Because sons were part of the Abrahamic covenant in the Old Testament and were circumcised, we see no reason why children should be excluded in the New Testament sign of baptism. Admittedly, there is no text that says “Hear ye, hear ye, circumcision replaces baptism.” But we know from Colossians 2:11-12 that baptism and circumcision carried the same spiritual import. The transition from one to the other was probably organic. As the Jews practiced proselyte baptism, that sign came to be seen as marking inclusion in the covenant people. For awhile circumcision existed along baptism, but as the early church became more Gentile, many of Jewish rites were rendered unnecessary, and sometimes even detrimental to the faith. Thus, baptism eclipsed circumcision as the sign renewal, rebirth, and covenant membership.
Although not conclusive all by themselves, there are several other arguments that corroborate a paedobaptist reading of the New Testament.
One, the burden of proof rests on those who would deny children a sign they had received for thousands of years. If children were suddenly outside the covenant, and were disallowed from receiving any “sacramental” sign, surely such a massive change, and the controversy that would have ensued, would been recorded in the New Testament. Moreover, it would be strange for children to be excluded from the covenant, when everything else moves in the direction of more inclusion from the Old Covenant to the New.
Two, the existence of household baptisms is evidence that God still deals with households as a unit and welcomes whole families into the church to come under the Lordship of Christ together (Acts 16:13-15; 32-34; 1 Cor. 1:16; cf. Joshua 24:15).
Three, children are told to obey their parents in the Lord (Eph. 6:1). Children in the church are not treated as little pagans to be evangelized, but members of the covenant who owe their allegiance to Christ.

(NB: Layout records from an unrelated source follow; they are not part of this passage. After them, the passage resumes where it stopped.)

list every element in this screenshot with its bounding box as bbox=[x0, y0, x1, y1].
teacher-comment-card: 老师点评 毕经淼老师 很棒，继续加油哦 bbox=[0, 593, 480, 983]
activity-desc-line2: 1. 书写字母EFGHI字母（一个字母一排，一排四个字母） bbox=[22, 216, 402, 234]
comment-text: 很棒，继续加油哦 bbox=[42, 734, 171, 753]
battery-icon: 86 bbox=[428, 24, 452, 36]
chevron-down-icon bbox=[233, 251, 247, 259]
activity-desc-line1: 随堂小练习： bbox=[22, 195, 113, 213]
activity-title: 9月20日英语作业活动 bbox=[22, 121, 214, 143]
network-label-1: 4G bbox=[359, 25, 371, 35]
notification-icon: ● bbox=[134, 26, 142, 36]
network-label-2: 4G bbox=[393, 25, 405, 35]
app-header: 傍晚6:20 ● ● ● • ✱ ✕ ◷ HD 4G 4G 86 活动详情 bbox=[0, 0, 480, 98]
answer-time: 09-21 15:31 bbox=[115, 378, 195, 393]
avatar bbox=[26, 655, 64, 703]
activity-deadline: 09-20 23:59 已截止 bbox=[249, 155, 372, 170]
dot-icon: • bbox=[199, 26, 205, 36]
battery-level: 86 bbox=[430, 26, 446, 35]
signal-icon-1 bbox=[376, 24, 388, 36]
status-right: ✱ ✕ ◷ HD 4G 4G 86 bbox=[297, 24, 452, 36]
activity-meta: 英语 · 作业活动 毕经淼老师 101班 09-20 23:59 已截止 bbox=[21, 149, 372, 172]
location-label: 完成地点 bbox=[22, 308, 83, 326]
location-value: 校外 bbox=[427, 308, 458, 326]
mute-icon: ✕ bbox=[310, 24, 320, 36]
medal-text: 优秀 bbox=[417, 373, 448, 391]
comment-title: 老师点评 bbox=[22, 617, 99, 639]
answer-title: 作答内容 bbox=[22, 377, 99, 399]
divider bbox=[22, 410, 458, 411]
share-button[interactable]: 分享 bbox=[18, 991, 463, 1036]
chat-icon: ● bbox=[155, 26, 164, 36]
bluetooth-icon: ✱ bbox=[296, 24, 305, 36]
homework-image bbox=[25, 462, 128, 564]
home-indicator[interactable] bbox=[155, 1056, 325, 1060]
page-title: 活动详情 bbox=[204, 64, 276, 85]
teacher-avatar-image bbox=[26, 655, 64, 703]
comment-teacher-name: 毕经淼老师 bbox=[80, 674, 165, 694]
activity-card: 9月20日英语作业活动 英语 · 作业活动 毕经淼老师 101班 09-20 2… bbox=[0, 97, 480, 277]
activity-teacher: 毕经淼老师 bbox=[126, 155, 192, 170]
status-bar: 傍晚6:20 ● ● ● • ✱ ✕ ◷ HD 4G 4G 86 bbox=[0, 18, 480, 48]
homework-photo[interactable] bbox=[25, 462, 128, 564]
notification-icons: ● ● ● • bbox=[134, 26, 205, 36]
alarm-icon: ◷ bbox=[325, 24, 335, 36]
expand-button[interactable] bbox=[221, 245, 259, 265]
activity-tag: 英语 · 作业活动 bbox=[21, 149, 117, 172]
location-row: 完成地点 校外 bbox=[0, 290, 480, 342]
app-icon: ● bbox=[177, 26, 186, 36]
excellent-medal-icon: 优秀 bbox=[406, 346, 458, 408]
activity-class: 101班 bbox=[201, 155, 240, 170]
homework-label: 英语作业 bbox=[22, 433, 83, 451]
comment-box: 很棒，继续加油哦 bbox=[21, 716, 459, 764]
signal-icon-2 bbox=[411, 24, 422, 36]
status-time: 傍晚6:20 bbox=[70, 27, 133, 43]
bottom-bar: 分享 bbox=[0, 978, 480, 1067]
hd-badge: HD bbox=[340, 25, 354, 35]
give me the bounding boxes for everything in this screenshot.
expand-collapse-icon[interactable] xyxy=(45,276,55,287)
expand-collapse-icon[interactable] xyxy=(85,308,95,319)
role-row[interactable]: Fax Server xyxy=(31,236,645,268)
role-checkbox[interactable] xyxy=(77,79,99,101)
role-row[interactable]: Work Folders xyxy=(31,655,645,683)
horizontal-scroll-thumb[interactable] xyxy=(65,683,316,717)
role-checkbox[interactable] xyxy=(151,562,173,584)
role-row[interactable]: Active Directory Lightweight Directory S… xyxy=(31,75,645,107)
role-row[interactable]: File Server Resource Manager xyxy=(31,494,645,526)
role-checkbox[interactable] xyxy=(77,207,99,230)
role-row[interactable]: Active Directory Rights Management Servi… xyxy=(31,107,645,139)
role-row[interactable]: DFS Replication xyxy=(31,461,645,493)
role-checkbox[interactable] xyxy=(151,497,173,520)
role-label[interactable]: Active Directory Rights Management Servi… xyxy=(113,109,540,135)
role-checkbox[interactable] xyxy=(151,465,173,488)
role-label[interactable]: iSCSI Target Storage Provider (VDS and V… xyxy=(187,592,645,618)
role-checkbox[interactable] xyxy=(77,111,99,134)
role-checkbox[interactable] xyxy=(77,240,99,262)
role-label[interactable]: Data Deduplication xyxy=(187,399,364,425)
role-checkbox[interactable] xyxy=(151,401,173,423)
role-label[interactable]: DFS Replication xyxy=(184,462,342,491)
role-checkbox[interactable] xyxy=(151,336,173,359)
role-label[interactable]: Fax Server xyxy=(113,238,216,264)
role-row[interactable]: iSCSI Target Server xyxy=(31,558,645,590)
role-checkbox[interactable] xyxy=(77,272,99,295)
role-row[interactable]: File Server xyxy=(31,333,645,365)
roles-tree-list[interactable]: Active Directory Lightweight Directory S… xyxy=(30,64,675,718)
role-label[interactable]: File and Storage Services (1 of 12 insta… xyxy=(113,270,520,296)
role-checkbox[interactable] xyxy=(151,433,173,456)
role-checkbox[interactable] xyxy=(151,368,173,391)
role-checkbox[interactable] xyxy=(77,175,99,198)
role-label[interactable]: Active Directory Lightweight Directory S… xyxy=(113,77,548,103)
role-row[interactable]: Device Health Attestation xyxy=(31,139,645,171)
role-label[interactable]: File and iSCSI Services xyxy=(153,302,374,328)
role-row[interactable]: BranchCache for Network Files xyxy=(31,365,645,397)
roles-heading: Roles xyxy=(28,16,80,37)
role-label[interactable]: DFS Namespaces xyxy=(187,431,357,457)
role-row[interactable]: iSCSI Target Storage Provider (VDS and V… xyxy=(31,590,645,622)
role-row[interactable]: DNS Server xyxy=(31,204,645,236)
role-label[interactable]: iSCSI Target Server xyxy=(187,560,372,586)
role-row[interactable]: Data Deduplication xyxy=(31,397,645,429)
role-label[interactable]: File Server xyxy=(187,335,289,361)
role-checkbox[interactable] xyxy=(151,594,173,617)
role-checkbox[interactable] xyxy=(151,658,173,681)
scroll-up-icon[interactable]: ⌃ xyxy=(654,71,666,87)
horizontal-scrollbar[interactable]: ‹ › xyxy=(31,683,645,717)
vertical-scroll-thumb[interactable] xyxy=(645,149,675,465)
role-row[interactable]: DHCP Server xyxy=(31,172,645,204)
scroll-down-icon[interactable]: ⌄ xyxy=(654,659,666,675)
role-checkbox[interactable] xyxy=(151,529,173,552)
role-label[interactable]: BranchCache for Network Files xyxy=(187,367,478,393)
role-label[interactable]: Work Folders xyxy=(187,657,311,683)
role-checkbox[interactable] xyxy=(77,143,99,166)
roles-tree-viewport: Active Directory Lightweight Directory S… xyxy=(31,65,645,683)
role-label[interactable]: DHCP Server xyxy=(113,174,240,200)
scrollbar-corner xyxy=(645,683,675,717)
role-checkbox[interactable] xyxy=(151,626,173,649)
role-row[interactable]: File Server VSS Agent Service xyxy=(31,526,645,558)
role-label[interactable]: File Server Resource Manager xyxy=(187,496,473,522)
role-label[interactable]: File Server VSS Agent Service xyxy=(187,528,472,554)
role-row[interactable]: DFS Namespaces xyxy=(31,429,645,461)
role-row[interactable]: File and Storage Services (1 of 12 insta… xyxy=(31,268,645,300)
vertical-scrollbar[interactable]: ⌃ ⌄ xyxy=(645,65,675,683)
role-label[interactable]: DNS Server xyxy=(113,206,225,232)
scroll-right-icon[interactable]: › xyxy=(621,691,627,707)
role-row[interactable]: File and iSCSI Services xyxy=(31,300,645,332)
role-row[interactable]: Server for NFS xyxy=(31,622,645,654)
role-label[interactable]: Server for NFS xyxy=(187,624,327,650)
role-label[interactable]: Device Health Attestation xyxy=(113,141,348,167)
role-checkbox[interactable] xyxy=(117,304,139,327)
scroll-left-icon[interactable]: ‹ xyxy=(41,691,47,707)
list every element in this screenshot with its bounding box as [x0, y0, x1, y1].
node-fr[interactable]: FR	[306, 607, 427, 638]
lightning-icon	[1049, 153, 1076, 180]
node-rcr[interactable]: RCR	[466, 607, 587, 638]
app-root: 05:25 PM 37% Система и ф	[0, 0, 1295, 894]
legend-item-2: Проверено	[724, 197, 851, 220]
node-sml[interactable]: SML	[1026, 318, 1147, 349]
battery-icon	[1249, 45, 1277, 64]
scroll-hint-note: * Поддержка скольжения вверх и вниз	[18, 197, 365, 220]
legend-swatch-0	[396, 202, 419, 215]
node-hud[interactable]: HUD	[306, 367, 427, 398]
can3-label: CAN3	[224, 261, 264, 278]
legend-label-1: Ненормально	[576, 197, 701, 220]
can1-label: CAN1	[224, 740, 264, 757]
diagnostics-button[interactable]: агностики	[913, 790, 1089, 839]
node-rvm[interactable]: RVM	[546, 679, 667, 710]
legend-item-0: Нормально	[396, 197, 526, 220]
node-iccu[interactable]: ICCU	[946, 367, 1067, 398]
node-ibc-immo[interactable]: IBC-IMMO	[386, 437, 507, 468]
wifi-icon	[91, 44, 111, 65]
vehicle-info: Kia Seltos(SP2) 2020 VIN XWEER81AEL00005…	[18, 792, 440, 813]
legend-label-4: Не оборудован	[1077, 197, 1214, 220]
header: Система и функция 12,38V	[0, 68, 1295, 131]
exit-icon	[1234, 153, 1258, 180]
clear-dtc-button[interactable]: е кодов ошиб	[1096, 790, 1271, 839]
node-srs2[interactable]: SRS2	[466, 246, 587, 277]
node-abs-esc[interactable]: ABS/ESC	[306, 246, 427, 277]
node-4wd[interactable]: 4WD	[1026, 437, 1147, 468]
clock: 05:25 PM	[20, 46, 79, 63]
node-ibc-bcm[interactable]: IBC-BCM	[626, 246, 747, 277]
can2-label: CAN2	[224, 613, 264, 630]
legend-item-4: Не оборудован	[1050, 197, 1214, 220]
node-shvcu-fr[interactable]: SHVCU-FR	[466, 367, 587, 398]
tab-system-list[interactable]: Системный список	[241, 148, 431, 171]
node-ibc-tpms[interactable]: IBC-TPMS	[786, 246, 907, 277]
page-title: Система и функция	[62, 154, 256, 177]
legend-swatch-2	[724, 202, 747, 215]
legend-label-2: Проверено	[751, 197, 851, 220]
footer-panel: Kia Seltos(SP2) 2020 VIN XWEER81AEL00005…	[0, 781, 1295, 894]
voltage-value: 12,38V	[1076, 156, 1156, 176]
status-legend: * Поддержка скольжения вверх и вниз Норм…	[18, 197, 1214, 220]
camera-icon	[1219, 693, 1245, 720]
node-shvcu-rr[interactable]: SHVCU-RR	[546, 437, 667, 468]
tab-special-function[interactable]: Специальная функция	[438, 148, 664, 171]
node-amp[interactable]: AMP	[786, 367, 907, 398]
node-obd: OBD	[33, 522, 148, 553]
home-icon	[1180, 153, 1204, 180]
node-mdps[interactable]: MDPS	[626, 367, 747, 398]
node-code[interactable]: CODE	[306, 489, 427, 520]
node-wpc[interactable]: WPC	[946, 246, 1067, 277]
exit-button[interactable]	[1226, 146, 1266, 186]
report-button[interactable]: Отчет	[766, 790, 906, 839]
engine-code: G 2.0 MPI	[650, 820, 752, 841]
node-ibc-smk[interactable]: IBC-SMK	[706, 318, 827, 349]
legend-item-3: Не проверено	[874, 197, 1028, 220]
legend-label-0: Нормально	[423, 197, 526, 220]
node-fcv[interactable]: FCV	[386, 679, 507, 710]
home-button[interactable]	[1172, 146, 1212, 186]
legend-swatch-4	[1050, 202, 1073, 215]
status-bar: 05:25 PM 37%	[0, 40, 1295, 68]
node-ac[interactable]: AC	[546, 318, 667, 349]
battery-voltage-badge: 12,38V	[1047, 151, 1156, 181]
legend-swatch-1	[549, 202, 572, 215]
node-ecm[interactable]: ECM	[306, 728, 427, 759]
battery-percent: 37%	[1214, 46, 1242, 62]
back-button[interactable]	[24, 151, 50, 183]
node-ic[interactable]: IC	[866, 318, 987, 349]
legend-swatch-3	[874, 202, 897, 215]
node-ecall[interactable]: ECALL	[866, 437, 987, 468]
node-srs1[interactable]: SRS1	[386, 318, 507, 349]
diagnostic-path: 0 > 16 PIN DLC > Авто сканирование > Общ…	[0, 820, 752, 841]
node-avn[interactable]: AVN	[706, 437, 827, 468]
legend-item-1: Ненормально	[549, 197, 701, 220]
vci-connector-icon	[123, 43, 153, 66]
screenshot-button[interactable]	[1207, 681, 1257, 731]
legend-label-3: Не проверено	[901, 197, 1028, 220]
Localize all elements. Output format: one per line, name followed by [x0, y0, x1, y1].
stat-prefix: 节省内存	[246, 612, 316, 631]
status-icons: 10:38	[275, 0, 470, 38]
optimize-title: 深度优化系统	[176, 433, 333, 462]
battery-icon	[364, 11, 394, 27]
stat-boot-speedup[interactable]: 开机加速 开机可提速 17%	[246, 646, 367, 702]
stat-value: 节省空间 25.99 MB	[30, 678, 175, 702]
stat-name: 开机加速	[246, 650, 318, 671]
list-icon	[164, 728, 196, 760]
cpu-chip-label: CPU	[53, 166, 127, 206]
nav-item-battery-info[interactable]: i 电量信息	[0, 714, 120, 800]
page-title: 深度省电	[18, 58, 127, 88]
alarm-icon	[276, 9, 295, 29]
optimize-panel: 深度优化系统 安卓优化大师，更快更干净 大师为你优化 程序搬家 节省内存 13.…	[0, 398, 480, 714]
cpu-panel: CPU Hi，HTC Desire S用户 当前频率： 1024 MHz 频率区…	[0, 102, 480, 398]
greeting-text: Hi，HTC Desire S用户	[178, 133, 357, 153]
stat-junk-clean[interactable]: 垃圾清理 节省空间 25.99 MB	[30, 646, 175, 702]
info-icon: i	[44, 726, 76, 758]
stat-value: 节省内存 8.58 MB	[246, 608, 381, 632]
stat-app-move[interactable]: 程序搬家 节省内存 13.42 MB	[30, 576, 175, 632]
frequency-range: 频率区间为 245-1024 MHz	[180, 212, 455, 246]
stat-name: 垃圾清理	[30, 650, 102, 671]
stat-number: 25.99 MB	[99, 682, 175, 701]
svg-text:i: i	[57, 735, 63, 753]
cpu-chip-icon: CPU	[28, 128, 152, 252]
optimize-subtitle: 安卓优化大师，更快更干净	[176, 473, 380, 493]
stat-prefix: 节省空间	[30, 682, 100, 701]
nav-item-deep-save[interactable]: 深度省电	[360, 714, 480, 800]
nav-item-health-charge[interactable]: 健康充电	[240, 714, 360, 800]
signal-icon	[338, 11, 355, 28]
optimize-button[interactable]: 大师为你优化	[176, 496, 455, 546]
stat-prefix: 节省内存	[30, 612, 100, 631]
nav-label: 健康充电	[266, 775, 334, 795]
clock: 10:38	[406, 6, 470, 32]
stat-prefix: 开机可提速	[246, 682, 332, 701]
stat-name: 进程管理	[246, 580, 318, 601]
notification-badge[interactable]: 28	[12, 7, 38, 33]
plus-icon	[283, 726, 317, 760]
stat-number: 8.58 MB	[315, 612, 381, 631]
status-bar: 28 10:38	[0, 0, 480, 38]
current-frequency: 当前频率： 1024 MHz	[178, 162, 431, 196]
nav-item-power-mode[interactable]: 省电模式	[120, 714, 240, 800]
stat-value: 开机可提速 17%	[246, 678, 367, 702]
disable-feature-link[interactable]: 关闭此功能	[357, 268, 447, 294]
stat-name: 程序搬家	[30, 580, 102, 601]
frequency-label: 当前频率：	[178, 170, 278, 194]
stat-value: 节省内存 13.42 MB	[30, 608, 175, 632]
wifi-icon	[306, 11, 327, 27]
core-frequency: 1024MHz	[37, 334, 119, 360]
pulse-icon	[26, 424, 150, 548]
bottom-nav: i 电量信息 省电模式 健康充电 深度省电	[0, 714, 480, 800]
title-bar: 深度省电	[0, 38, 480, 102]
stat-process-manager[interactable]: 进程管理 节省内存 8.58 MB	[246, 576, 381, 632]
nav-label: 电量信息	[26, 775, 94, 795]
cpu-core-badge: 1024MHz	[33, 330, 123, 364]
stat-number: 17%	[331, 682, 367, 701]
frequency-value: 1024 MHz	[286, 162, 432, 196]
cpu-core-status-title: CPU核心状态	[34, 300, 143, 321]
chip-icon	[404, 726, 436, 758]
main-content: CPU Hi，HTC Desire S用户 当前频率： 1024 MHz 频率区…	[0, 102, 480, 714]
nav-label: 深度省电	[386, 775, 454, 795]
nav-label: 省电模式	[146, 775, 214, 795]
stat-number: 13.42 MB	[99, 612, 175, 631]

Four, within two centuries of the Apostles we have clear evidence that the church was practicing infant baptism. If this had been a change to long-standing tradition, we would have some record of the church arguing over this new practice. It wasn’t until the 16th century that Christians began to question the legitimacy of infant baptism.
So we come to administer the sacrament of baptism to this child today with the weight of church history to encourage us and the example of redemptive history to confirm our practice. We baptize in obedience to Christ’s command. The sacrament we are about to administer is a sign of inclusion in the covenant community as circumcision was, and the water we are about to sprinkle is a sign of cleansing from sin as the sprinkled blood of bulls and goats in the Old Testament was. We pray that this little one will take advantage of all his covenant privileges, acknowledge his Lord all the days of his life, and by faith make these promises his own.
I hope it goes without saying that I have great respect for the credobaptist position and count many, many baptists as my friends and heroes. I imagine some of them may make counterpoints in the comments suggestion or recommend books on the other side. I have no problem with this.
What resources would I recommend?
The best short defense of infant baptism I’ve read is from Dennis Johnson (Westminster West). We use this paper in our new member’s class. You can read it here. See also:
John Murray. Christian Baptism.
The Case for Covenantal Infant Baptism, edited by Gregg Strawbridge.
Joachim Jeremias. Infant Baptism in the First Four Centuries and The Origins of Infant Baptism.
I haven’t read Understanding Four Views on Baptism but I imagine it is also helpful.